The cost reduction claim is aggressive: 10 to 100x cheaper than traditional sensor stacks. If even the lower end of that range holds up in production environments, the implications are significant. A humanoid robot that currently needs $5,000 in sensors could get by with $500. A delivery drone that needs $2,000 in perception hardware could use $200 worth of cameras. At those price points, entire categories of robots that are currently too expensive to deploy become economically viable.

The competitive field includes Stereolabs (ZED cameras), Intel (RealSense, though largely abandoned), Luxonis (OAK cameras with on-device AI), and a wave of startups working on neural radiance fields and other novel 3D reconstruction approaches. Ouster and Velodyne dominate LiDAR. The question for Efference is whether stereo vision can match LiDAR reliability in the messy conditions that robots actually operate in: rain, dust, direct sunlight, featureless walls, transparent surfaces.

The Verdict

I think Efference is making a bet that the industry agrees with in principle but has struggled to execute in practice. Camera-based depth perception is cheaper, lighter, and more scalable than LiDAR. The software just has to be good enough. The founder’s background in visual neuroscience is genuinely relevant, not just interesting cocktail party material.
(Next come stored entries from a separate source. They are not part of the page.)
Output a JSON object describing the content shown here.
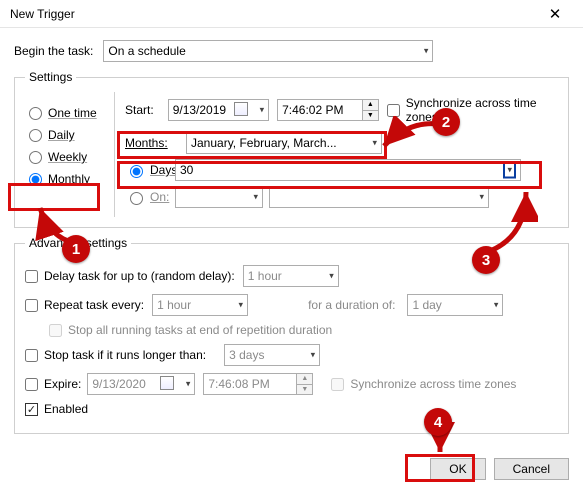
{
  "window": {
    "title": "New Trigger"
  },
  "begin": {
    "label": "Begin the task:",
    "value": "On a schedule"
  },
  "settings": {
    "legend": "Settings",
    "types": {
      "onetime": "One time",
      "daily": "Daily",
      "weekly": "Weekly",
      "monthly": "Monthly",
      "selected": "monthly"
    },
    "start": {
      "label": "Start:",
      "date": "9/13/2019",
      "time": "7:46:02 PM",
      "sync_label": "Synchronize across time zones"
    },
    "months": {
      "label": "Months:",
      "value": "January, February, March..."
    },
    "days": {
      "label": "Days:",
      "value": "30",
      "selected": true
    },
    "on": {
      "label": "On:",
      "value1": "",
      "value2": "",
      "selected": false
    }
  },
  "adv": {
    "legend": "Advanced settings",
    "delay": {
      "label": "Delay task for up to (random delay):",
      "value": "1 hour"
    },
    "repeat": {
      "label": "Repeat task every:",
      "value": "1 hour",
      "duration_label": "for a duration of:",
      "duration_value": "1 day"
    },
    "stopall": "Stop all running tasks at end of repetition duration",
    "stopif": {
      "label": "Stop task if it runs longer than:",
      "value": "3 days"
    },
    "expire": {
      "label": "Expire:",
      "date": "9/13/2020",
      "time": "7:46:08 PM",
      "sync_label": "Synchronize across time zones"
    },
    "enabled": {
      "label": "Enabled",
      "checked": true
    }
  },
  "buttons": {
    "ok": "OK",
    "cancel": "Cancel"
  },
  "annotations": {
    "b1": "1",
    "b2": "2",
    "b3": "3",
    "b4": "4"
  }
}
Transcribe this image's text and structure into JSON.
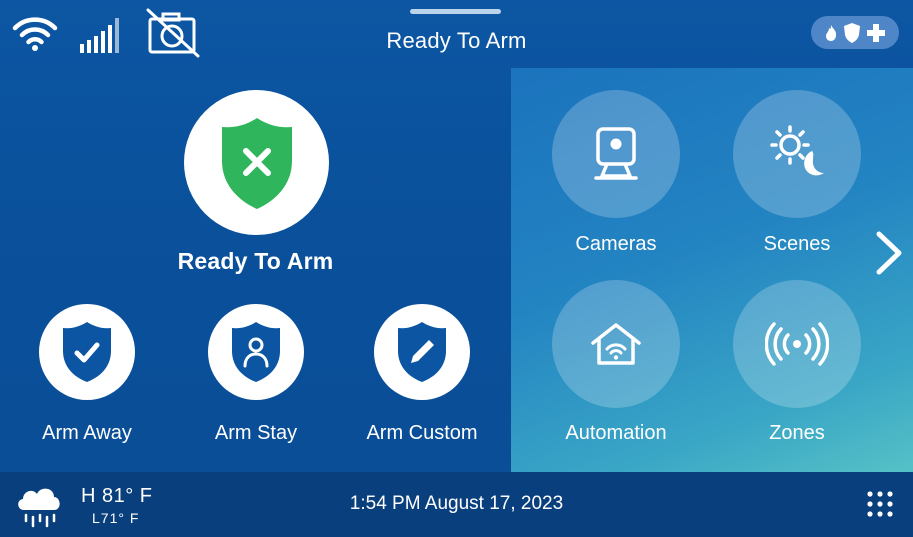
{
  "status_bar": {
    "title": "Ready To Arm",
    "icons": [
      "wifi-icon",
      "cellular-signal-icon",
      "camera-off-icon"
    ],
    "emergency_icons": [
      "fire-icon",
      "police-shield-icon",
      "medical-cross-icon"
    ]
  },
  "arm_panel": {
    "status_label": "Ready To Arm",
    "status_icon": "shield-x-icon",
    "modes": [
      {
        "label": "Arm Away",
        "icon": "shield-check-icon"
      },
      {
        "label": "Arm Stay",
        "icon": "shield-person-icon"
      },
      {
        "label": "Arm Custom",
        "icon": "shield-pencil-icon"
      }
    ]
  },
  "shortcuts": [
    {
      "label": "Cameras",
      "icon": "camera-icon"
    },
    {
      "label": "Scenes",
      "icon": "sun-moon-icon"
    },
    {
      "label": "Automation",
      "icon": "smart-home-icon"
    },
    {
      "label": "Zones",
      "icon": "sensor-signal-icon"
    }
  ],
  "footer": {
    "weather_icon": "rain-cloud-icon",
    "temp_high": "H 81° F",
    "temp_low": "L71° F",
    "datetime": "1:54 PM August 17, 2023"
  },
  "colors": {
    "background": "#0b52a0",
    "ready_green": "#2fb55b",
    "shield_blue": "#0b55a3",
    "footer": "#0a3f7d",
    "emergency_pill": "#4f86c8"
  }
}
The one-person team is a concern. Hardware companies are hard to build alone. There are supply chain problems, manufacturing quality control issues, customer integration work, and certification requirements that eat time at a rate that software companies never experience. At 30 days, I would want to see whether the pre-order pipeline is converting and what the customer profiles look like. At 60 days, the question is whether the cameras perform reliably in real deployments or whether edge cases are eating the team alive. At 90 days, Bencomo either needs to hire or partner, because a one-person hardware company cannot scale production and support customers and improve the software simultaneously.

If the product works as claimed, the market will come to Efference. Every robotics company on the planet is looking for cheaper perception. That is not a speculative demand curve. That is an engineering constraint that every hardware team lives with daily.